Details of the presentation:
Title: First-in-human (FIH) phase I study of the highly selective phosphoinositide 3-kinase inhibitor delta (PI3Kδ) inhibitor IOA-244 in patients with advanced cancer: Safety, activity, pharmacokinetic (PK), pharmacodynamic (PD) results.
Type: Poster
Session: Developmental Therapeutics-Molecularly Targeted Agents and Tumor Biology
Time: Sunday, June 5, 2022, 8:00 AM-11:00 AM CDT
IOA-244 is a PI3Kδ specific, orally dosed, small molecule inhibitor that overcomes tumor and stroma induced immune suppression. Its unique chemistry, semi allosteric binding mode and mechanism of action contribute to its unprecedented clinical profile. IOA-244 is currently in the cohort expansion phase of the DIONE-01 trial, a two-part, first-in-human dose study evaluating IOA-244 in advanced cancers and as a combination partner for conventional and immune-therapies (ClinicalTrials.gov Identifier: NCT04328844).
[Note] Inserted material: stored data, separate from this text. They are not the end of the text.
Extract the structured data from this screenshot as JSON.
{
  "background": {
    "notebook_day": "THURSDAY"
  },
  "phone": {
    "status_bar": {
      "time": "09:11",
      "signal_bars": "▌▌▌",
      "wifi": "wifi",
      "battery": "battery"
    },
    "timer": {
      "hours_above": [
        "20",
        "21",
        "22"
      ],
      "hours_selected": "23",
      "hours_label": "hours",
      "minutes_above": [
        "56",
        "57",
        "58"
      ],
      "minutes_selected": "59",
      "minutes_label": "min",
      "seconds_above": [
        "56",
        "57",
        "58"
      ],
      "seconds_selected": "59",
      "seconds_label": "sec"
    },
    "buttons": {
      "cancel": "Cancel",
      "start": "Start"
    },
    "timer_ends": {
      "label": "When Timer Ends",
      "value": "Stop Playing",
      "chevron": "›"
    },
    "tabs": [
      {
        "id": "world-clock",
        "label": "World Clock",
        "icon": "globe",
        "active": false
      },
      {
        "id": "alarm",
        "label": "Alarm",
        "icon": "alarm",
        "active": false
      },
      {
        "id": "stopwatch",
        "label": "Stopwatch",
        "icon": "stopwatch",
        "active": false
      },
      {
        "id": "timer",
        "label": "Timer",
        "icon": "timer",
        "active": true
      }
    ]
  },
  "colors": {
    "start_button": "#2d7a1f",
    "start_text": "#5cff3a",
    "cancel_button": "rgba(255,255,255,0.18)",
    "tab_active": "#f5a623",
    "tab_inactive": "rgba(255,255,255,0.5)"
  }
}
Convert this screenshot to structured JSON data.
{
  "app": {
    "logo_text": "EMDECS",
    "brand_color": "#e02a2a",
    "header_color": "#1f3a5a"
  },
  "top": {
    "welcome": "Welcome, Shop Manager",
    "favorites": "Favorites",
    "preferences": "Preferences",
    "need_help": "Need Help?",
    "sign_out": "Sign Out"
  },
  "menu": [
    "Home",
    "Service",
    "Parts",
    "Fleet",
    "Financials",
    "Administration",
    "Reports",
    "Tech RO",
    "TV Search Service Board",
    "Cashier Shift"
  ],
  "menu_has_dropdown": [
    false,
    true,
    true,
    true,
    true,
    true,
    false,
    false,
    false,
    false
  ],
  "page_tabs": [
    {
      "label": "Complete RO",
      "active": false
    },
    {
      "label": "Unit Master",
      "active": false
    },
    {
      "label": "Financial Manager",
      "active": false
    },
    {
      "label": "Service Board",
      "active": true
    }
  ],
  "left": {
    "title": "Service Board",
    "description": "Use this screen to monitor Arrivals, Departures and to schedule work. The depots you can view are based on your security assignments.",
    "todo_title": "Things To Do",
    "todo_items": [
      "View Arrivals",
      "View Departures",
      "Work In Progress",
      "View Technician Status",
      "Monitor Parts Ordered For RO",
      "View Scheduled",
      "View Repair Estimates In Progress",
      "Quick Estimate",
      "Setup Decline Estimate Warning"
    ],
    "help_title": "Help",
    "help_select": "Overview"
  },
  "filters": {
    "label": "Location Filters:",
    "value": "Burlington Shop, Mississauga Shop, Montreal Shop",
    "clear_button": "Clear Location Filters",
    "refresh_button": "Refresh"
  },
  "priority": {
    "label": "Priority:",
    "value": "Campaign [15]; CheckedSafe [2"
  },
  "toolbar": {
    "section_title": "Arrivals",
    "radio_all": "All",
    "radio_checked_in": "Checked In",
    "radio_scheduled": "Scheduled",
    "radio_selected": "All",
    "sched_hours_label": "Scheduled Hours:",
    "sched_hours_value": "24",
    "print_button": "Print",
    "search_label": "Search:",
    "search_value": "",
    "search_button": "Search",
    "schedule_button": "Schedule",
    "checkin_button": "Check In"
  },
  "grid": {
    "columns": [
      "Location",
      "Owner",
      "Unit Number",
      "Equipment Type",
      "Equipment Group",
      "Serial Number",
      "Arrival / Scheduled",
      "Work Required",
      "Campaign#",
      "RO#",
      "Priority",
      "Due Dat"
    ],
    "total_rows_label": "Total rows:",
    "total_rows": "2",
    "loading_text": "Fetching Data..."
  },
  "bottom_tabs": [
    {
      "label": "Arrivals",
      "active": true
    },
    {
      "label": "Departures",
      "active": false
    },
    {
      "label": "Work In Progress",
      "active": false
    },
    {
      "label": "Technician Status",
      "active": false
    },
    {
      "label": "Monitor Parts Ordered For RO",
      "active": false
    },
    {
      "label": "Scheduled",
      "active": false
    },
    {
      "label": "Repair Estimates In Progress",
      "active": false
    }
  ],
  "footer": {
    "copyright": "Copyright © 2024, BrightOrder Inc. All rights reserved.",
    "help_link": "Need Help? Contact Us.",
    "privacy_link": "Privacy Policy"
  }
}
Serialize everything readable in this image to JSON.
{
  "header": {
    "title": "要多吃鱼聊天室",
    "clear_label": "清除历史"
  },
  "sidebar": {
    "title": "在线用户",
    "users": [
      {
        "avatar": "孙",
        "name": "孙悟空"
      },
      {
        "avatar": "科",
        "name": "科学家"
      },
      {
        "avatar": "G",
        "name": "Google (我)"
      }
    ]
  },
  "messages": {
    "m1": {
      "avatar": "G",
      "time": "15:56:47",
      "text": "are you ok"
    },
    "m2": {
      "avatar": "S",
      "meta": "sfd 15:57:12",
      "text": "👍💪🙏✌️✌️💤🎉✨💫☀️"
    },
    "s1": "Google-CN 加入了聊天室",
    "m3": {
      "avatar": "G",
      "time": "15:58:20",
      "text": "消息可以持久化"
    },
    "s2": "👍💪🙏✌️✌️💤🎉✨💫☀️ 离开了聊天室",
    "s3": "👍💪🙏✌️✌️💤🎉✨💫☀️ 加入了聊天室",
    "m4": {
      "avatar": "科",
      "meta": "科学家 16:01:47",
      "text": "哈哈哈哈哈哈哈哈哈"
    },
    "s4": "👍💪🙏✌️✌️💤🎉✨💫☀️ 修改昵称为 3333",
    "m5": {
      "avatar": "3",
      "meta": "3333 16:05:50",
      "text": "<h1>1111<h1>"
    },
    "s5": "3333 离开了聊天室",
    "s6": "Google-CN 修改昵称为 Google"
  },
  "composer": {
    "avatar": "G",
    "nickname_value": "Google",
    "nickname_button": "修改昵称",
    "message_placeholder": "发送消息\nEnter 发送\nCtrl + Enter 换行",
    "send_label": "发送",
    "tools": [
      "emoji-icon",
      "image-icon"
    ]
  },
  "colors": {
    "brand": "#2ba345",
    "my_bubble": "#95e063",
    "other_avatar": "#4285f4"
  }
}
Uveal melanoma (UM) is a rare malignancy arising within the uveal tract of the eye. There are approximately 7,000 newly diagnosed cases of uveal melanoma each year (around 2,000 in the United States). Over 50% of patients will progress to metastatic disease. Median overall survival is approximately 1 year for metastatic uveal melanoma and there are no approved therapies.